All: Thanks for the comments, as well as the other emails I've gotten on this post. Richard...I was going to respond via this comment space, but your question led me to further exploration of the data and that turned into another, more recent, blog post on the subject. I didn't have your email..maybe you can take a look at that other post (and welcome to ABQ , btw).

And Nora: As a Humanities teacher I tend to think I'll never use any stat knowledge, but sometimes it just pops out of the wierdest places.

Richard Albury said...

Many thanks for the response: it was precisely what I was looking for.

Also, many, many years ago - 1970, to be precise - I was a student for six months at MacArthur Elementary: it was a good six months, and we were sorry to leave ABQ.

Now to figure out where to live... somewhere not monochromatic, if you catch my drift. ;-)

stephanie james said...

I really appreciate your post. I have been studying these results since my daughter started kindergarten last year.

Last year, my first concern was that Collet Park hadn't passed. Then I was told that it was only because of the "English as a second language" students.

So this year when it didn't pass again, for the same reason, I've wondered what exactly are all these numbers used for?! What does it mean to me?! Etc., etc.

After reading your post I went back to the AYP results and understand a bit more about what the individual numbers mean but it still doesn't add up to anything useful to me.

One thing popped out to me that I missed before because I didn't understand the numbers. The AYP goal is the same across the board for each category. So, if they expect a lower percentage for the disadvantaged categories why are they measuring them with the same ruler? They already KNOW these kids perform lower.
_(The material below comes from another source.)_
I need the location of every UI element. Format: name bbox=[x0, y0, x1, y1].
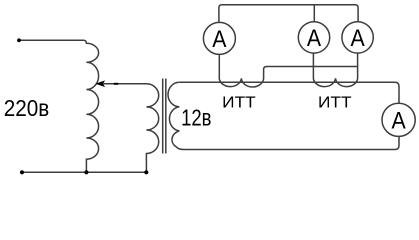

What is this supposed to tell us?

It makes me angry that there is so much money being spent on this nonsense just to end up making parents, students, and teachers feel like they are failing.

Additionally, it seems to me that it is economic suicide for the state to be advertising what seems to be a failing school system.

I am of the opinion that school is what you make of it and nothing more. The community within the public schools is a microcosm of the real world. A more realistic experience than a private institution. So, I am fully behind the public schools. I just wish our government would quit finding senseless ways of spending our education dollars. Our best investment would be in our teachers. Then we wouldn't have to just HOPE our kids get that special teacher that considers their job a labor of love.

Thanks Scot.

frannyzoo said...

Stephanie: Yours is just about the nicest comment I've yet received in the history of 'Burque Babble. Okay, that's not alot of history, but I just want you to know I really appreciate your kind words and meaningful insights.

I don't know if you saw it (and wonder if tackling another 2,000 paralyzingly intricate words on testing is a good idea), but I have a 2nd post on the subject. It's "More Fun With Test Scores" or something like that.

Good luck in all your research and effort to find the best school for your daughter (it was daughter, right?)...if every parent was as involved and thoughtful in this process it's hard to imagine how much better the quality of public schools would be, imho.